On aimerait que L'humanité soit une oeuvre programmatique, c'est-à-dire, pourquoi pas, un hymne grandiose et bouffi d'espoir au genre humain - une attente qui en plus d'être excessivement naïve serait complètement cruche. Mais si Dumont semble insister sur la graphie minuscule de son titre, il me paraît impossible d'occulter la force proprement épique du film. L'épopée c'est un grand sentiment collectif chanté au travers des aventures souvent extraordinaires d'un héros seul. C'est exactement cette même sensation bouleversante que l'on peut avoir à l'écoute des opéras de Puccini par exemple, quand la ligne mélodique du soliste est doublée à l'unisson par les cordes de l'orchestre, et qu'elle devient un prisme magnifiquement amplificateur d'une solitude toute humaine.
Dumont localise donc précisément son action dans une petite ville du nord de la France. On suit la très lente et difficile investigation d'un petit lieutenant de police après le viol et le meurtre d'une fillette, ses petites sorties avec son petit groupe d'amis, dont sa petite voisine qu'il aime, bref, sa petite vie, toute étourdie par l'horreur absolue du crime pour lequel il enquête. Le drame se concentre sur des singularités, et c'est bien parce qu'ils sont esseulés, au moins par la caméra, que ces petits personnages portent en eux la puissance tragique de toute vie humaine.
Dumont fait du lieutenant de Winter le descendant d'un grand peintre de la région, et lorsque le personnage prête une des œuvres de son grand-père pour une exposition organisée par le palais des beaux-arts de Lille, on a l'occasion de voir quelques autres tableaux. Des portraits de solitudes, tous biens centrés, et rappelant les cadres qu'utilise Dumont : presque toujours, l'humain tout au milieu. Souvent, les personnages du film sont en train de regarder, en direction d'un ailleurs qui dépasse le cadre. Ils cherchent l'invisible. Voilà ce qu'a de programmatique le titre. L'enquête de De Winter est d'avantage une quête, celle d'indices d'humanités, et reprend donc en variation les célèbres mots de Diogène de Sinope, lancés en plein jour sa lanterne à la main : "je cherche un homme".

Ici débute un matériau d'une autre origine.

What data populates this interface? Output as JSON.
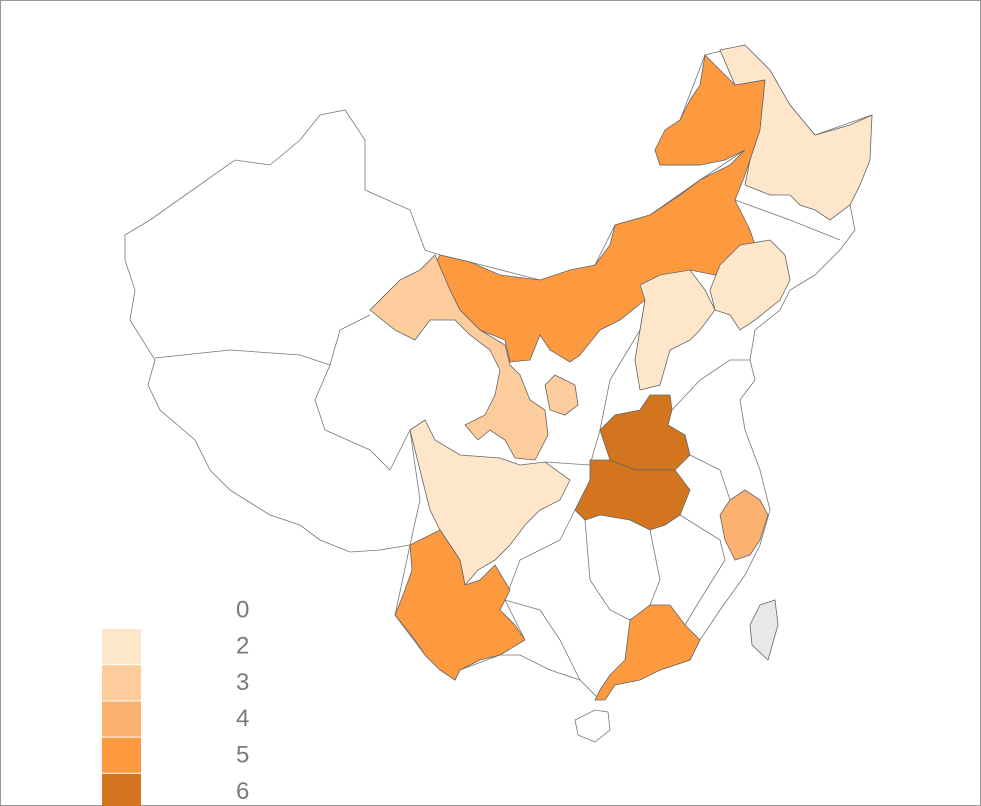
{
  "chart_data": {
    "type": "choropleth",
    "legend": {
      "breaks": [
        0,
        2,
        3,
        4,
        5,
        6
      ],
      "colors": [
        "#fde6c9",
        "#fdcc9c",
        "#fdb170",
        "#fd9a40",
        "#d2751e"
      ]
    },
    "missing_color": "#e8e8e8",
    "regions": [
      {
        "value": 5
      },
      {
        "value": 2
      },
      {
        "value": 2
      },
      {
        "value": 2
      },
      {
        "value": 3
      },
      {
        "value": 3
      },
      {
        "value": 6
      },
      {
        "value": 6
      },
      {
        "value": 2
      },
      {
        "value": 5
      },
      {
        "value": 4
      },
      {
        "value": 5
      },
      {
        "value": null
      }
    ]
  }
}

Ce n'est pas l'extraordinaire qui fait la force ou la dimension épique du film, mais l'extrême ordinaire, toutes les couleurs de la plus profonde quotidienneté. Acteurs non-professionnels - mais géniaux, et parfaitement singuliers -, personnages communs, situations courantes, paysages banals... Et tout ça est rendu si sensiblement, et si simplement ! La grisaille de la ville, la platitude des champs et la nature "normale" sont toutes transcendées par une caméra qui semble filmer la vraie couleur des choses. Et l'incursion très rare d'événements extraordinaires est rendue vraisemblable, sensible et d'autant plus bouleversante qu'elle naît au milieu du réel.
Un film puissamment vrai et puissamment beau.